Linear Regression Assumptions

5 min readJun 26, 2021

For the simplicity of the article, I decided to make most of my examples on a simple regression model (one independent variable and the target variable). However, they can be applied to multiple linear regression models, and indeed can be expanded to other forms of general linear models with a single target variable ANOVA, ANCOVA, and independent samples t-tests.

To have a better model in this regard consistency and efficiency play a vital role, consider our estimation method as Ordinary Least Squares (OLS) as is usually the case.

Consistency: According to the Central limit theorem when we want to estimate a parameter derived from sample data, it tends to improve as the sample size grows larger. Hence, we can call our estimator unbiased if the mean sample size and the population is the same.

Efficiency: refers to how accurate our estimates are, in other words, the more accurate our estimates the more efficient our model will be.

Repeated sampling of a normally distributed population tends to be normal and we can calculate our confidence intervals and p-values (significance tests). The validity of this will guarantee that we will have normally distributed model errors.

The Normality Assumption

We spend too much time checking the normality because it is all about the errors. When the normality assumption has been satisfied, we may assume that errors are normally distributed for any combination of values on the predictor variables.

We can say that regression is highly robust to the assumption of normally distributed errors because even if errors are not normally distributed in our data the coefficients will tackle a normal distribution as the sample size grows larger.

The linearity assumption

If we consider our linear regression model as Y = B0 + B1X1 + B2X2 + … + BnXn, our target variable Y is supposed to have a linear relationship with all predictors (X1, X2, …, Xn); this means that the target variable is assumed to be a linear function of the predictors (B1, B2, …, Bn), but not necessarily a linear function of the predictor variables. For instance, predictors can be (X^2, X^3, …) and we can still say that we have a linear model.

Assumptions about the model errors

The following four assumptions apply to errors rather than the target or independent variables, it is not possible to investigate these assumptions without estimating the actual regression model.

It is a common misconception that assumption checking can and should be fully completed before model estimations. Assumption checking should be an ongoing process throughout any data analysis.

1. Zero conditional means of errors

The errors are assumed to have a mean of zero for any combination of values of predictor variables. If this assumption is violated, regression coefficients may be biased and it may also lead to unmodeled non-linearity. For example, if the model specifies a linear relationship between the predictor and the response and the true relationship is non-linear.

2. Independence of errors

The errors are assumed to be independent. Breach of this assumption results in biased estimates of standard errors and significance, though the estimates of the regression coefficients remain unbiased, yet inefficient. Earlier we assumed that our data are sampled randomly and formed a normal distribution. The use of cluster rather than random sampling can result in dependence of errors. Based on this assumption the analysis of nested data may require the use of a multilevel model.
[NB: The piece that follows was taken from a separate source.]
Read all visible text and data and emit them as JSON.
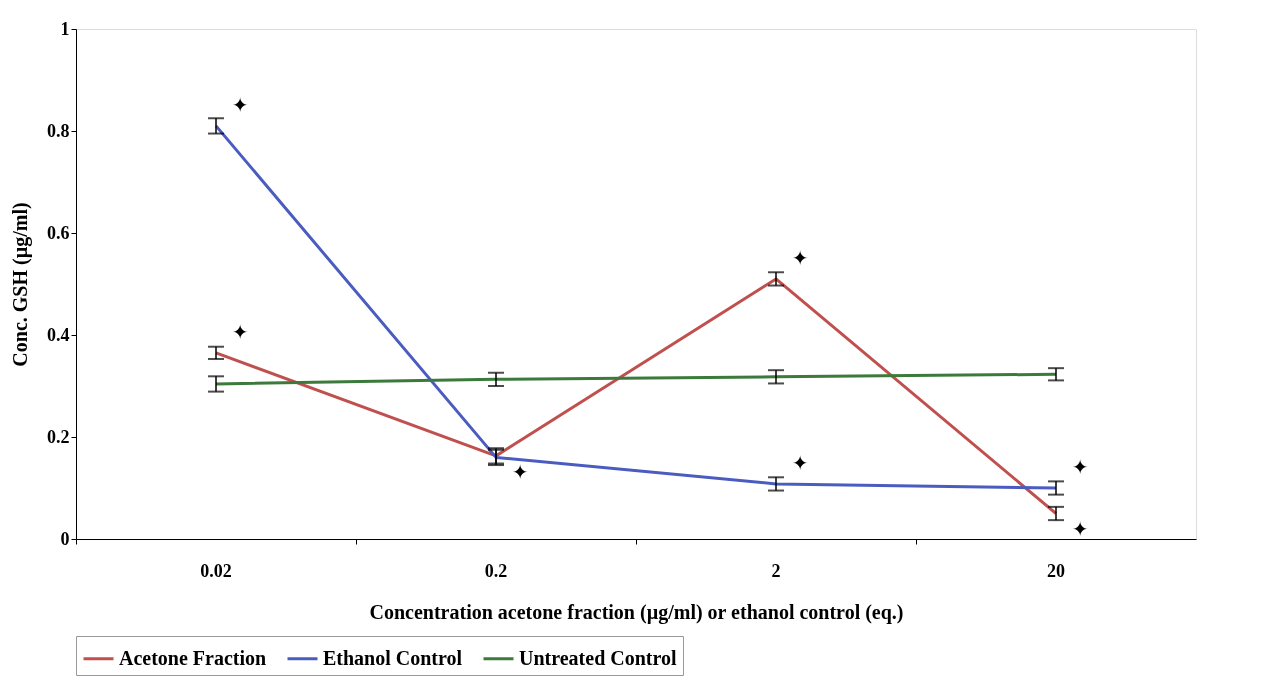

3. Homoscedasticity of errors

Our residuals (model errors) must be constant across all levels of the predictor variables. This assumption is also known as the homogeneity of variance assumption. If the residuals have a variance that is finite but not constant across different levels of the predictors, heteroscedasticity is present. OLS estimates will be unbiased and consistent as long as the errors are independent, but will not be efficient.
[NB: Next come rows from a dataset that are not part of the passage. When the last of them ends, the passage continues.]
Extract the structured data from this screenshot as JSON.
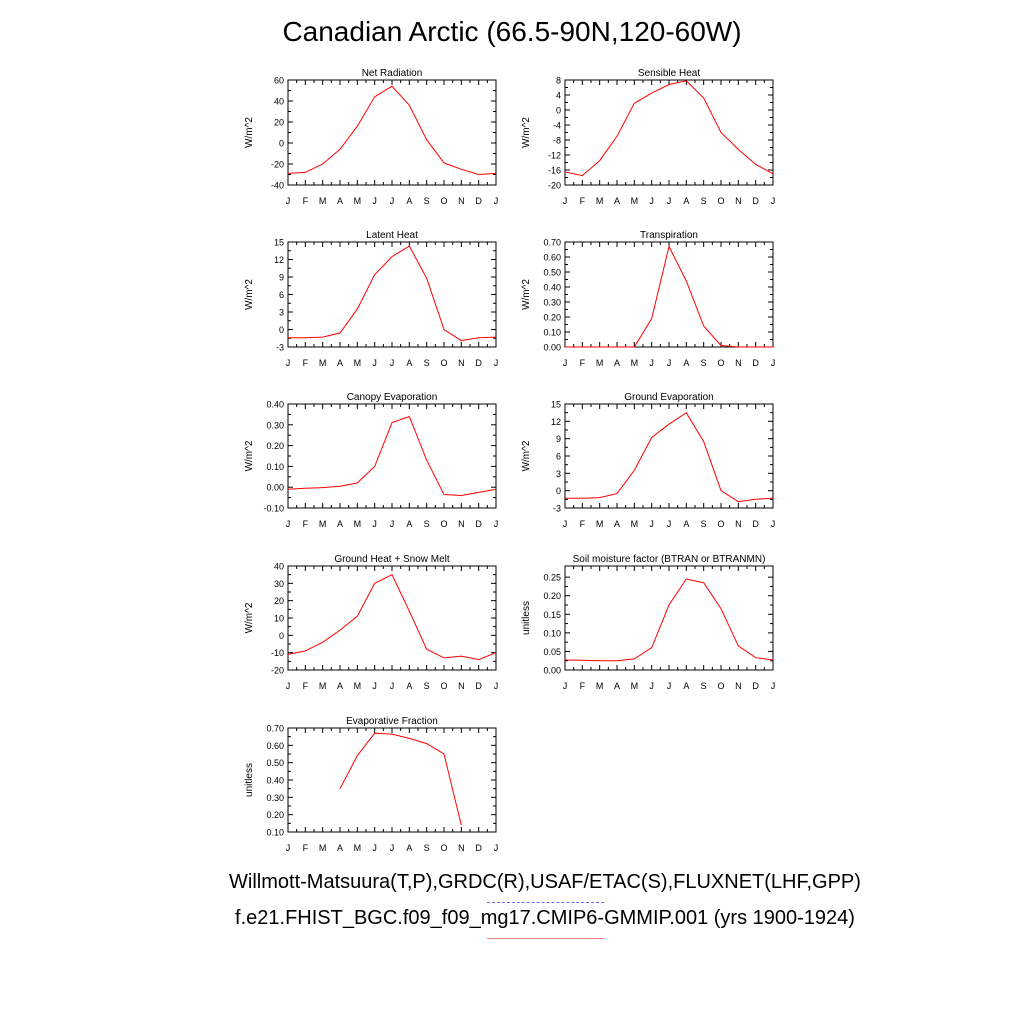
{
  "title": "Canadian Arctic (66.5-90N,120-60W)",
  "captions": {
    "observations": "Willmott-Matsuura(T,P),GRDC(R),USAF/ETAC(S),FLUXNET(LHF,GPP)",
    "model": "f.e21.FHIST_BGC.f09_f09_mg17.CMIP6-GMMIP.001 (yrs 1900-1924)"
  },
  "colors": {
    "series": "#ff0000",
    "obs_legend": "#6a6af0",
    "model_legend": "#f08080"
  },
  "chart_data": [
    {
      "type": "line",
      "title": "Net Radiation",
      "ylabel": "W/m^2",
      "x": [
        "J",
        "F",
        "M",
        "A",
        "M",
        "J",
        "J",
        "A",
        "S",
        "O",
        "N",
        "D",
        "J"
      ],
      "yticks": [
        -40,
        -20,
        0,
        20,
        40,
        60
      ],
      "ylim": [
        -40,
        60
      ],
      "series": [
        {
          "values": [
            -29,
            -28,
            -20,
            -6,
            16,
            44,
            54,
            36,
            3,
            -19,
            -25,
            -30,
            -29
          ]
        }
      ]
    },
    {
      "type": "line",
      "title": "Sensible Heat",
      "ylabel": "W/m^2",
      "x": [
        "J",
        "F",
        "M",
        "A",
        "M",
        "J",
        "J",
        "A",
        "S",
        "O",
        "N",
        "D",
        "J"
      ],
      "yticks": [
        -20,
        -16,
        -12,
        -8,
        -4,
        0,
        4,
        8
      ],
      "ylim": [
        -20,
        8
      ],
      "series": [
        {
          "values": [
            -16.5,
            -17.5,
            -13.5,
            -7,
            1.8,
            4.5,
            6.8,
            7.8,
            3.2,
            -6,
            -10.5,
            -14.5,
            -17
          ]
        }
      ]
    },
    {
      "type": "line",
      "title": "Latent Heat",
      "ylabel": "W/m^2",
      "x": [
        "J",
        "F",
        "M",
        "A",
        "M",
        "J",
        "J",
        "A",
        "S",
        "O",
        "N",
        "D",
        "J"
      ],
      "yticks": [
        -3,
        0,
        3,
        6,
        9,
        12,
        15
      ],
      "ylim": [
        -3,
        15
      ],
      "series": [
        {
          "values": [
            -1.4,
            -1.4,
            -1.3,
            -0.6,
            3.5,
            9.4,
            12.5,
            14.3,
            8.8,
            0,
            -1.9,
            -1.4,
            -1.3
          ]
        }
      ]
    },
    {
      "type": "line",
      "title": "Transpiration",
      "ylabel": "W/m^2",
      "x": [
        "J",
        "F",
        "M",
        "A",
        "M",
        "J",
        "J",
        "A",
        "S",
        "O",
        "N",
        "D",
        "J"
      ],
      "yticks": [
        "0.00",
        "0.10",
        "0.20",
        "0.30",
        "0.40",
        "0.50",
        "0.60",
        "0.70"
      ],
      "ylim": [
        0,
        0.7
      ],
      "series": [
        {
          "values": [
            0,
            0,
            0,
            0,
            0,
            0.19,
            0.67,
            0.44,
            0.14,
            0.01,
            0,
            0,
            0
          ]
        }
      ]
    },
    {
      "type": "line",
      "title": "Canopy Evaporation",
      "ylabel": "W/m^2",
      "x": [
        "J",
        "F",
        "M",
        "A",
        "M",
        "J",
        "J",
        "A",
        "S",
        "O",
        "N",
        "D",
        "J"
      ],
      "yticks": [
        "-0.10",
        "0.00",
        "0.10",
        "0.20",
        "0.30",
        "0.40"
      ],
      "ylim": [
        -0.1,
        0.4
      ],
      "series": [
        {
          "values": [
            -0.01,
            -0.005,
            -0.002,
            0.005,
            0.02,
            0.1,
            0.31,
            0.34,
            0.13,
            -0.035,
            -0.04,
            -0.025,
            -0.01
          ]
        }
      ]
    },
    {
      "type": "line",
      "title": "Ground Evaporation",
      "ylabel": "W/m^2",
      "x": [
        "J",
        "F",
        "M",
        "A",
        "M",
        "J",
        "J",
        "A",
        "S",
        "O",
        "N",
        "D",
        "J"
      ],
      "yticks": [
        -3,
        0,
        3,
        6,
        9,
        12,
        15
      ],
      "ylim": [
        -3,
        15
      ],
      "series": [
        {
          "values": [
            -1.3,
            -1.3,
            -1.2,
            -0.5,
            3.5,
            9.2,
            11.5,
            13.5,
            8.5,
            0,
            -1.9,
            -1.5,
            -1.3
          ]
        }
      ]
    },
    {
      "type": "line",
      "title": "Ground Heat + Snow Melt",
      "ylabel": "W/m^2",
      "x": [
        "J",
        "F",
        "M",
        "A",
        "M",
        "J",
        "J",
        "A",
        "S",
        "O",
        "N",
        "D",
        "J"
      ],
      "yticks": [
        -20,
        -10,
        0,
        10,
        20,
        30,
        40
      ],
      "ylim": [
        -20,
        40
      ],
      "series": [
        {
          "values": [
            -11,
            -9,
            -4,
            3,
            11,
            30,
            35,
            14,
            -8,
            -13,
            -12,
            -14,
            -10
          ]
        }
      ]
    },
    {
      "type": "line",
      "title": "Soil moisture factor (BTRAN or BTRANMN)",
      "ylabel": "unitless",
      "x": [
        "J",
        "F",
        "M",
        "A",
        "M",
        "J",
        "J",
        "A",
        "S",
        "O",
        "N",
        "D",
        "J"
      ],
      "yticks": [
        "0.00",
        "0.05",
        "0.10",
        "0.15",
        "0.20",
        "0.25"
      ],
      "ylim": [
        0,
        0.28
      ],
      "series": [
        {
          "values": [
            0.027,
            0.026,
            0.025,
            0.025,
            0.03,
            0.06,
            0.175,
            0.245,
            0.235,
            0.165,
            0.065,
            0.033,
            0.027
          ]
        }
      ]
    },
    {
      "type": "line",
      "title": "Evaporative Fraction",
      "ylabel": "unitless",
      "x": [
        "J",
        "F",
        "M",
        "A",
        "M",
        "J",
        "J",
        "A",
        "S",
        "O",
        "N",
        "D",
        "J"
      ],
      "yticks": [
        "0.10",
        "0.20",
        "0.30",
        "0.40",
        "0.50",
        "0.60",
        "0.70"
      ],
      "ylim": [
        0.1,
        0.7
      ],
      "series": [
        {
          "values": [
            null,
            null,
            null,
            0.35,
            0.54,
            0.67,
            0.665,
            0.64,
            0.61,
            0.55,
            0.14,
            null,
            null
          ]
        }
      ]
    }
  ]
}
4. Normal distribution of errors

This assumption is required for trustworthy significance tests and confidence intervals in small samples, in other words, the larger the sample, the lesser the importance of this assumption. A normal Q-Q plot may be useful to check for the normality of the distribution of errors.

1. Multicollinearity

The presence of correlations between the predictors is termed collinearity (for a relationship between two predictor variables) or multicollinearity (for relationships between more than two predictors). If there is a perfect correlation between two or more predictions, we can say that no unique least-squares solution to a regression analysis can be computed. On the other hand, less severe multicollinearity can lead to unstable estimates of the coefficients for individual predictors. The variance inflation factor is one popular measure of multicollinearity. Appropriate responses to multicollinearity may include the use of an alternative estimation method such as ridge regression, or principal components regression. Removing some of the highly correlated predictors may be considered too, but this solution is usually not ideal

2. Outliers

In some cases, the results of regression analysis may be strongly influenced by individual members of the sample that have highly unusual values on one or more variables under analysis, or a highly unusual combination of values. This is not necessarily a problem in itself, nor necessarily a justification for excluding such cases. When outliers are excluded, it may be useful to present results both with and without outlier exclusions.